O historiador e crítico José Aderaldo Castello busca a unidade das obras literárias do país, da Colônia até a década de 60
TELÊ ANCONA LOPEZ


Dois volumes, matéria dividida em quatro partes, 25 capítulos e dois apêndices perfazem esta obra magna de José Aderaldo Castello, agora publicada.
Ao estender liames entre autores e textos, o processo comparativo adotado por esse historiador e crítico busca a aproximação unificadora, envolvendo a literatura do Brasil, da Colônia até a década de 60 do século 20. Visa destacar, nesse percurso, o sentido de "auto-identificação" dessa literatura, preso à relação homem-terra, alimentado pelos "legados europeus e americanos", sentido capaz de calçar a unidade que detecta. Assim, focaliza, ao longo de quatro séculos, os traços da sociedade, o campo intelectual, as idéias estéticas, a obra de cronistas, poetas e ficcionistas; a oratória sacra, a epistolografia, o jornalismo literário, polêmicas e manifestos, a memorialística.

Historiador e crítico
Detém-se naqueles que toma como "autores-síntese" -Anchieta, Vieira, José de Alencar, Manuel Antônio de Almeida, Machado de Assis, Raul Pompéia, Lima Barreto, Euclides da Cunha, Alberto de Oliveira, Mário de Andrade, Carlos Drummond de Andrade, José Américo de Almeida, Jorge de Lima, Jorge Amado, Murilo Rubião, Guimarães Rosa, entre outros. Alencar e Machado contribuem de perto, na crítica que escreveram sobre a produção do tempo deles e sobre a antecedente, como uma espécie de fio condutor na avaliação que Castello faz da literatura do século 19.

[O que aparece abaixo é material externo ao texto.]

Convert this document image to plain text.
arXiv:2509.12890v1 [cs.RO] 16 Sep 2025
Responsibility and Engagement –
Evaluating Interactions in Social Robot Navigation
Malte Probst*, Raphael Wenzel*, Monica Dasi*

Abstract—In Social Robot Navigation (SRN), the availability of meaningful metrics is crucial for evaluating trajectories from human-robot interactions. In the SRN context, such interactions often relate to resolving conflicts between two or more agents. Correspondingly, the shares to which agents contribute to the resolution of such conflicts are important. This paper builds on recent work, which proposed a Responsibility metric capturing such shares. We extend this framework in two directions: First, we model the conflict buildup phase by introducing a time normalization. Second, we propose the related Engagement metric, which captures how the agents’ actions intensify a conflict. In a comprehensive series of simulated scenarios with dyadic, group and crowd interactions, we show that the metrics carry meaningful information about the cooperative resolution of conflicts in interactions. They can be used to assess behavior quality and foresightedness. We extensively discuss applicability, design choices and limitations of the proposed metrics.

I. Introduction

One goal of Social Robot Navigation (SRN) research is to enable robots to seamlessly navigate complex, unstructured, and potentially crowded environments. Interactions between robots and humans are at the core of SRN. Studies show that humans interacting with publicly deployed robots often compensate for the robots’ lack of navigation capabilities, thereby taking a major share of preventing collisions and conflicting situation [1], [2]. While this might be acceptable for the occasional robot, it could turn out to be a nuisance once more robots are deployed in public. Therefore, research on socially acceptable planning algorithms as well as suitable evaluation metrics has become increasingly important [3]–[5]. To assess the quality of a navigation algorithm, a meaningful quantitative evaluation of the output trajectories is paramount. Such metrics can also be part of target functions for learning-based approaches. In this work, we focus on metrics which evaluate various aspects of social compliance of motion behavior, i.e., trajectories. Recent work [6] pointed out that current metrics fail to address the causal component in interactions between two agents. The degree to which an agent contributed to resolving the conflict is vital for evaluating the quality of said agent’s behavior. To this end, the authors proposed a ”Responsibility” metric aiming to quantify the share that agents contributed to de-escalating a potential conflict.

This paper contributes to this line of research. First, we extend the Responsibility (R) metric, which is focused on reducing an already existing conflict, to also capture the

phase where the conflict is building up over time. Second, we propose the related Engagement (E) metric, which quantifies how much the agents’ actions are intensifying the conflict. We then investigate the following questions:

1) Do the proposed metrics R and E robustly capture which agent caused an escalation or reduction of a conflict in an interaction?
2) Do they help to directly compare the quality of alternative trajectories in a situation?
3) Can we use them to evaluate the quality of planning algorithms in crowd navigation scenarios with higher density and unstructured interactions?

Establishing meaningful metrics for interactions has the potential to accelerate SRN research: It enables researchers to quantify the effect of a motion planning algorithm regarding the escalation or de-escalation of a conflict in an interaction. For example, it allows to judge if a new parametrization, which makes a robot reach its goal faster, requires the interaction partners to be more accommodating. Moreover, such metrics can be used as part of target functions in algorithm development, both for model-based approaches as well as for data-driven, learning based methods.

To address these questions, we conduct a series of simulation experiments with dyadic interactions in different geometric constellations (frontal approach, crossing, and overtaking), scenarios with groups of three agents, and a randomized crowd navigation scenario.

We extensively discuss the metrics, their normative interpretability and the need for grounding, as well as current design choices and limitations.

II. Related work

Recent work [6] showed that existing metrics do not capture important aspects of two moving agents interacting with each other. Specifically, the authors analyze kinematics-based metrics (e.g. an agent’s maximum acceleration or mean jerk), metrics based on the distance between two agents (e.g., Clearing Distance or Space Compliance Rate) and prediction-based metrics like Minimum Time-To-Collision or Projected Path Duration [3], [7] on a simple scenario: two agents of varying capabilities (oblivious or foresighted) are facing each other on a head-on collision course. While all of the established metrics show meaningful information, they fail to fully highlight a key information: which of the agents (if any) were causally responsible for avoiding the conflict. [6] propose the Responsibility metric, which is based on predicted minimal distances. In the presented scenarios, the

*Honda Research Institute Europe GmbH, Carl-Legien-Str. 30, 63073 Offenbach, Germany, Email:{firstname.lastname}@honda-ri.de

O processo comparativo, aproximando autores e estéticas no correr dos períodos, consciente das distâncias e diferenças, mas arguto no assinalar semelhanças e ecos, permite que se veja "A Literatura Brasileira: Origens e Unidade (1500-1960)" como uma espécie de hipertexto, em que a leitura não pode ser única ou linear, e exige retornos e avanços, verificação. É leitura multiplicadora de campos, valorizando a união indissolúvel entre o historiador e o crítico, quando a crítica prioriza temas, projetos literários, soluções de estilo, tratamento do espaço etc., e percebe a vitalidade dos paralelos no ofício de historiar.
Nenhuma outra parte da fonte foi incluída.